With her barbecue roots going back to 1966, Tootsie started working at City Meat Market in Giddings, under the guidance of Pit Master Orange Holloway. Being shorthanded, her husband Edward who already worked there told her about a part time job, so she took it. After just a short time and seeing how well she worked, they hired her full time and Tootsie and her husband continued to work there for the next 10 years. In 1976 they bought City Meat Market in Lexington and continued that business for 20 years as she was busy honing her skills as both a Pit Master and a Butcher. Tootsie says that back then, brisket hadn’t caught on as it has today, and that sausage was the big seller.
Today, Tootsie works alongside the owner of Snow’s BBQ, Realtor,ex-Rodeo Star, Bullfighter and Funny Man, Kerry Bexely. Together since 2003 they’ve been making some of the best barbecue in Texas, which of course means the World. During this time, they’ve been named Texas Monthly’s # 1 Barbecue joint twice, the first time in 2008 and then again in 2017. Today you can drive up to Snow’s BBQ at 7 a.m. and see a line of people going across the property, out around into the alley, around that corner into the street and back around the block. Yes, the barbecue is that good.
I asked Tootsie about what she thought about the rise in popularity of barbecue in the world today and she said it was great to see but she wasn’t sold on how long everyone would stay in business. She said, “You have to love what you’re doing, and you can’t just learn it overnight. It takes years to gain the knowledge and experience needed to make good barbecue.” I also asked her about the types and grade of briskets the competition cookers are using to win in these BBQ cook-offs. She kind of laughed and said, “It really doesn’t matter, you just need to know what you’re doing and make sure you give each brisket some TLC.”
As we walked through the pit room, she said she had to check on the chicken and I told her I just loved the chicken here because of how juicy it was. I asked her about what temperature she used when cooking the chicken. So, when she came to the pit with the chicken in it, she put her hand on top of it and said, “This one is running at about 200.” I felt of the pit and kind of laughed, not showing disrespect but knowing that if anyone knew by touch and be accurate, it would be Tootsie. We walked over to where the pork shoulder was cooking and she put her hand on it and said, “This one is running at about 250.” I put my hand on it and sure enough, it was a little warmer.
Later that morning, I had some friends that flew all the way in from Australia just to come eat at Texas Monthly’s # 1 pick and together we tasted what is truly some of the best brisket in the world. We also experienced something we found unique.

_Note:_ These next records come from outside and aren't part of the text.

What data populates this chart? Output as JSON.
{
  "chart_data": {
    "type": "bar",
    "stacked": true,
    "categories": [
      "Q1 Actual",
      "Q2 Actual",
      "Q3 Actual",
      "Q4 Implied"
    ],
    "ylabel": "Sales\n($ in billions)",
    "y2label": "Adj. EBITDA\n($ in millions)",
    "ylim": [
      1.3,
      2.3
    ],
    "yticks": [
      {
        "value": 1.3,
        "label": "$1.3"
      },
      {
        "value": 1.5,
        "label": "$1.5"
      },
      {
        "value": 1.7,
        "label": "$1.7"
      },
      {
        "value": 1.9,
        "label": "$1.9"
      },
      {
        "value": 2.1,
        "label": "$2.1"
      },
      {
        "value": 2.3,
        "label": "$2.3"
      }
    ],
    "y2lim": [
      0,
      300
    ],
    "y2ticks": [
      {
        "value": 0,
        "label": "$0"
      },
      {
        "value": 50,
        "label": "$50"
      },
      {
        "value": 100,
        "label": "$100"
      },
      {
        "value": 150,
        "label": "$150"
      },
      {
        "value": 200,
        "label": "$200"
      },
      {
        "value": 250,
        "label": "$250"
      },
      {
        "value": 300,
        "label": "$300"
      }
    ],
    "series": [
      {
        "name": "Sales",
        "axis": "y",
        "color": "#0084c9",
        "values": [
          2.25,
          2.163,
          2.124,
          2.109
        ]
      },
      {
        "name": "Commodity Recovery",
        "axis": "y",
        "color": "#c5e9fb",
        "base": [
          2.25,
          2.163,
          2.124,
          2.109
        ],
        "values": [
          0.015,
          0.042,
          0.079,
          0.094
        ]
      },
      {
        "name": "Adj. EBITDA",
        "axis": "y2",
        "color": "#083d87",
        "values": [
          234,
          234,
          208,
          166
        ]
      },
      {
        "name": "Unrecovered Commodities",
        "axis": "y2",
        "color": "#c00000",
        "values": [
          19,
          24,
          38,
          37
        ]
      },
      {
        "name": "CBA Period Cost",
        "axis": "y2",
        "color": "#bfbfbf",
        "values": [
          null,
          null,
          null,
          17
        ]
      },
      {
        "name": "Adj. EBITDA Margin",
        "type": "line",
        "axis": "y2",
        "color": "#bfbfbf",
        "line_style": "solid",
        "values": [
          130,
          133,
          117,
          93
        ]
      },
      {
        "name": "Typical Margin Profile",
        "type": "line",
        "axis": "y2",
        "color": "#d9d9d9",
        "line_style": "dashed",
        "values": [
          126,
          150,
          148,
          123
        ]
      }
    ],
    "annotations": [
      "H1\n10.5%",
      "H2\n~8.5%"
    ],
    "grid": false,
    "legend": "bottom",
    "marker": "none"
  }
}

A phenomenon that with your first bite of brisket triggers an involuntary loss of muscle, a phenomenon causing your eyes to roll back in your head and your brain to send weird signals to your mouth and as you’re trying to eat and it says words like “oh” and “wow” and then you make noises and grunts like, “ummp” and “mmmm.” You just can’t believe some of the sounds coming from you that indicate what a wonderful experience you are having.
As I walked through the pit room with Tootsie, I realized that I was walking with a Texas Barbecue celebrity. I was walking with history being made and that I would be telling this story about Tootsie for years to come. I realized that this little woman standing around 5’3” was a giant among Barbecue Pit Masters to say the least. Of course, all the praise is well deserved of the 2018 Barbecue Hall of Fame Inductee but my word or the word of any other person writing about barbecue doesn’t mean a thing. No, Tootsie let’s her Texas Barbecue do all the talking on its own.